The acceleration window contains a range of time that data materializes. A larger window requires more work and storage overhead.

Read and write amplifications result from time dilation. As an extreme example, a transform may run every hour but contain a time dilation of 24 hours. For every hour, this transform needs to read up to 24 hours of input data and over-write up to 24 hours of output data. The read-and-write amplification of this transform is 24x.

To reduce the credit cost impact of read and write amplification, study the OPAL language documentation and choose the appropriate options for verbs that cause time dilation, such as make_resource, timechart, set_valid_from, etc.

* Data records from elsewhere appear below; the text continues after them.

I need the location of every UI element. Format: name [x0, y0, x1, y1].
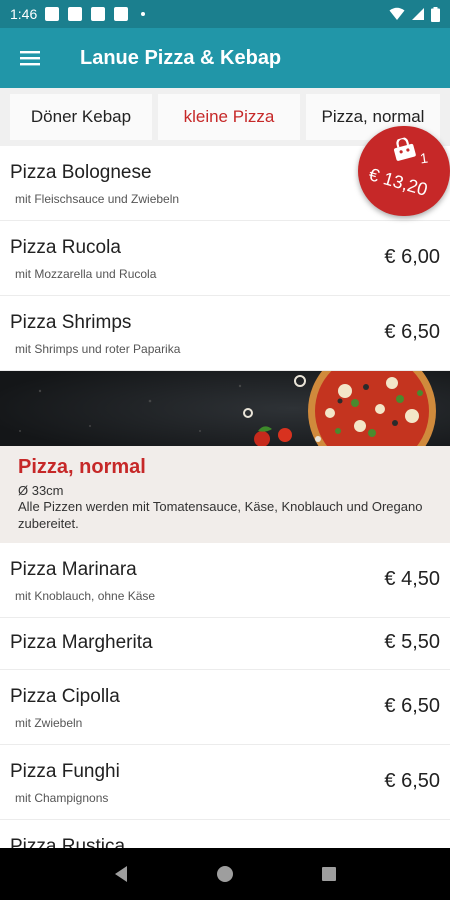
menu-item-pizza-rustica[interactable]: Pizza Rustica	[0, 820, 450, 848]
pizza-banner-image	[0, 371, 450, 446]
item-description: mit Mozzarella und Rucola	[15, 267, 157, 281]
cart-button[interactable]: 1 € 13,20	[358, 126, 450, 216]
notification-icon	[91, 7, 106, 21]
back-icon[interactable]	[113, 865, 129, 883]
status-bar: 1:46	[0, 0, 450, 28]
item-price: € 6,50	[384, 321, 440, 343]
shopping-bag-icon	[394, 137, 416, 161]
item-description: mit Shrimps und roter Paparika	[15, 342, 181, 356]
item-name: Pizza Rustica	[10, 836, 126, 848]
system-navigation-bar	[0, 848, 450, 900]
status-time: 1:46	[10, 6, 38, 22]
item-name: Pizza Rucola	[10, 237, 121, 258]
menu-item-pizza-margherita[interactable]: Pizza Margherita € 5,50	[0, 618, 450, 670]
item-name: Pizza Margherita	[10, 632, 153, 653]
app-bar: Lanue Pizza & Kebap	[0, 28, 450, 88]
section-size: Ø 33cm	[18, 483, 64, 498]
more-notifications-icon	[141, 12, 146, 16]
notification-icon	[114, 7, 129, 21]
item-name: Pizza Marinara	[10, 559, 137, 580]
recents-icon[interactable]	[321, 866, 337, 882]
tab-doener-kebap[interactable]: Döner Kebap	[10, 94, 152, 140]
notification-icon	[45, 7, 60, 21]
section-note: Alle Pizzen werden mit Tomatensauce, Käs…	[18, 499, 423, 531]
item-name: Pizza Bolognese	[10, 162, 152, 183]
hamburger-menu-icon	[20, 51, 40, 66]
item-description: mit Zwiebeln	[15, 716, 83, 730]
menu-item-pizza-cipolla[interactable]: Pizza Cipolla mit Zwiebeln € 6,50	[0, 670, 450, 745]
item-price: € 4,50	[384, 568, 440, 590]
menu-item-pizza-rucola[interactable]: Pizza Rucola mit Mozzarella und Rucola €…	[0, 221, 450, 296]
item-name: Pizza Cipolla	[10, 686, 120, 707]
item-description: mit Knoblauch, ohne Käse	[15, 589, 156, 603]
signal-icon	[412, 8, 424, 20]
section-title: Pizza, normal	[18, 456, 146, 478]
item-price: € 6,50	[384, 695, 440, 717]
tab-kleine-pizza[interactable]: kleine Pizza	[157, 94, 300, 140]
menu-item-pizza-shrimps[interactable]: Pizza Shrimps mit Shrimps und roter Papa…	[0, 296, 450, 371]
item-name: Pizza Shrimps	[10, 312, 132, 333]
item-name: Pizza Funghi	[10, 761, 120, 782]
home-icon[interactable]	[216, 865, 234, 883]
item-price: € 5,50	[384, 631, 440, 653]
item-price: € 6,00	[384, 246, 440, 268]
item-price: € 6,50	[384, 770, 440, 792]
wifi-icon	[389, 7, 405, 20]
menu-button[interactable]	[0, 28, 60, 88]
cart-total: € 13,20	[366, 164, 430, 200]
notification-icon	[68, 7, 83, 21]
item-description: mit Fleischsauce und Zwiebeln	[15, 192, 180, 206]
section-header-pizza-normal: Pizza, normal Ø 33cm Alle Pizzen werden …	[0, 446, 450, 543]
app-title: Lanue Pizza & Kebap	[80, 46, 282, 69]
menu-item-pizza-funghi[interactable]: Pizza Funghi mit Champignons € 6,50	[0, 745, 450, 820]
item-description: mit Champignons	[15, 791, 109, 805]
battery-icon	[431, 6, 440, 22]
menu-item-pizza-marinara[interactable]: Pizza Marinara mit Knoblauch, ohne Käse …	[0, 543, 450, 618]
cart-count: 1	[418, 149, 429, 167]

Monitors are materialized datasets as well, with their own freshness goals and acceleration windows. You can review their freshness goal settings in the Acceleration Manager, by filtering to Monitors.

Freshness Goal¶

The Freshness Goal of a Dataset determines how often Observe runs transform queries to update the dataset in the background and keep the materialized state up-to-date. This Freshness Goal is not a strict upper bound, especially when considering other factors such as cost trade offs, freshness decay, and the Acceleration Credit Manager. The Freshness Goal defines the periodical nature of executing transform tasks, and data may be stale beyond the Freshness Goal setting while the Transform task runs in the background. Furthermore, besides the configured Freshness Goal of the Dataset, the usage, as well as the Freshness Goal of downstream Datasets, affects how often Transform queries run.

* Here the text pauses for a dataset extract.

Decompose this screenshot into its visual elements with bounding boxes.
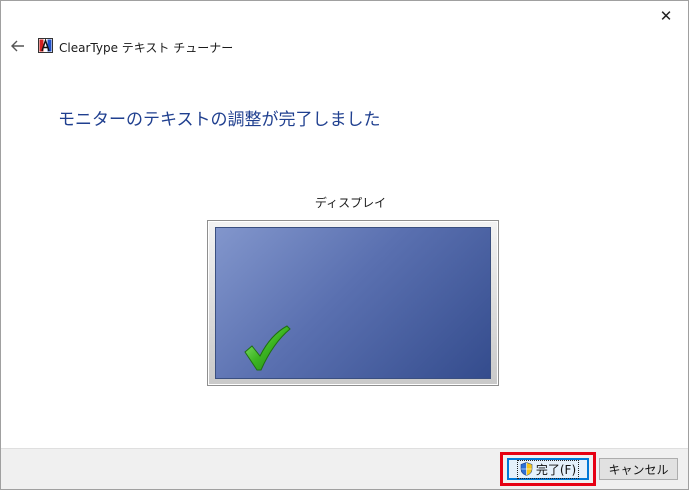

A Dataset with a tighter Freshness Goal can consume more Observe credits on accelerations than a dataset with a looser Freshness Goal. Observe runs the Acceleration tasks of Datasets with a tighter freshness goal more often and in smaller batches. This effect may be multiplied by read amplification and write amplification caused by time dilation.

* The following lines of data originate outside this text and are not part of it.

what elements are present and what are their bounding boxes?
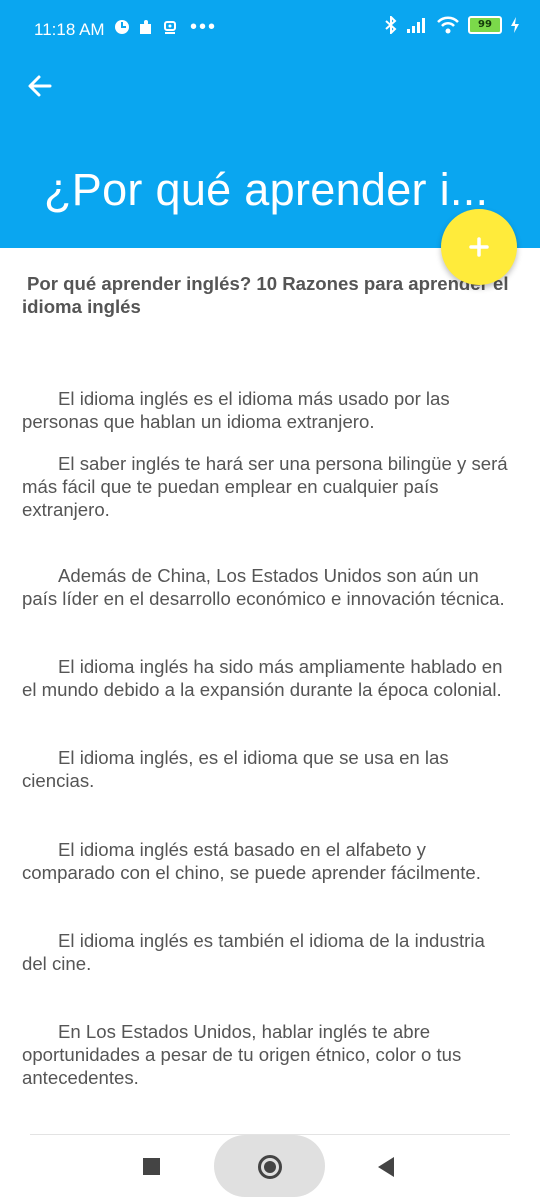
article-heading-line1: Por qué aprender inglés? 10 Razones para… bbox=[27, 273, 509, 294]
home-button[interactable] bbox=[214, 1135, 325, 1197]
article-paragraph: El saber inglés te hará ser una persona … bbox=[22, 453, 508, 520]
charging-icon bbox=[511, 17, 519, 33]
puzzle-icon bbox=[140, 20, 151, 34]
status-system-icons: 99 bbox=[384, 16, 520, 34]
more-notifications-icon: ••• bbox=[190, 16, 218, 38]
article-paragraph: El idioma inglés es el idioma más usado … bbox=[22, 388, 450, 432]
status-notification-icons bbox=[114, 19, 178, 35]
status-bar: 11:18 AM ••• 99 bbox=[0, 0, 540, 46]
article-paragraph: El idioma inglés ha sido más ampliamente… bbox=[22, 656, 503, 700]
plus-icon bbox=[469, 237, 489, 257]
home-icon bbox=[258, 1155, 282, 1179]
arrow-back-icon[interactable] bbox=[24, 70, 56, 102]
article-content[interactable]: Por qué aprender inglés? 10 Razones para… bbox=[22, 264, 512, 1134]
article-paragraph: El idioma inglés está basado en el alfab… bbox=[22, 839, 481, 883]
add-fab-button[interactable] bbox=[441, 209, 517, 285]
article-paragraph: El idioma inglés es también el idioma de… bbox=[22, 930, 485, 974]
article-heading-line2: idioma inglés bbox=[22, 296, 141, 317]
article-paragraph: En Los Estados Unidos, hablar inglés te … bbox=[22, 1021, 462, 1088]
article-paragraph: El idioma inglés, es el idioma que se us… bbox=[22, 747, 449, 791]
battery-icon: 99 bbox=[468, 16, 502, 34]
article-heading: Por qué aprender inglés? 10 Razones para… bbox=[22, 272, 512, 318]
wifi-icon bbox=[437, 16, 459, 34]
page-title: ¿Por qué aprender i... bbox=[44, 164, 489, 215]
recent-apps-icon[interactable] bbox=[143, 1158, 160, 1175]
clock-circle-icon bbox=[115, 20, 129, 34]
robot-icon bbox=[164, 21, 176, 34]
bluetooth-icon bbox=[385, 16, 397, 34]
status-time: 11:18 AM bbox=[34, 20, 105, 39]
back-icon[interactable] bbox=[378, 1157, 394, 1177]
system-nav-bar bbox=[0, 1135, 540, 1200]
article-paragraph: Además de China, Los Estados Unidos son … bbox=[22, 565, 505, 609]
signal-icon bbox=[407, 18, 425, 33]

The Freshness Goal of a Dataset also affects the cost of upstream Dataset acceleration, as Observe runs the upstream transforms more frequently to satisfy the downstream Dataset Freshness Goal. The minimum of the decayed Dataset Freshness Goals and any downstream decayed Freshness Goals dictates the acceleration execution frequency.

Lowering the freshness goal of AWS RDS Logs may transitively lower the freshness goals of all the upstream datasets in a lineage graph.

Finally, if you enable the Acceleration Credit Manager feature, Freshness Goals may be loosened to reduce costs. For more information, please consult the Acceleration Credit Manager documentation.

Freshness Decay¶

Observe has an important cost-saving feature called Freshness Decay. Whenever a Dataset isn’t queried for a while the Freshness Goal is slowly loosened to 1 hour. This feature is instrumental in saving Transform Credits as the frequency of Transform Queries is one of the main drivers of their cost (see above).

When a Freshness Goal has decayed beyond the configured goal and a Dataset is queried, the Freshness Goal is immediately reset to the original value. If necessary, that triggers a catch-up transform. As a result, the very first query on a decayed Dataset may see data that can be up to one hour stale. But subsequent queries will see new data again as soon as the Transform Queries have finished.

Figure 8 - Freshness Decay

In Figure 8 an example is depicted where the Freshness Goal (solid line) changes in response to the absence of queries by users. The Freshness Goal, which is configured to be 6 minutes, decays at a rate of 1 minute per hour without users accessing it. The decay process starts with a Freshness Goal of 0, which causes the decay effect to take longer on datasets with looser goals. In this example, the six minute configured freshness goal is tighter than the decayed goal for six hours after the last user query. At the seventh hour, the effective Freshness Goal exceeds the original Freshness Goal. Once an effective Freshness Goal of 60 minutes is reached, the goal isn’t loosened anymore, as further cost savings are generally small at this point. As soon as the Dataset is queried again, the Freshness Goal is tightened back to its setting, and the decay level returns to zero.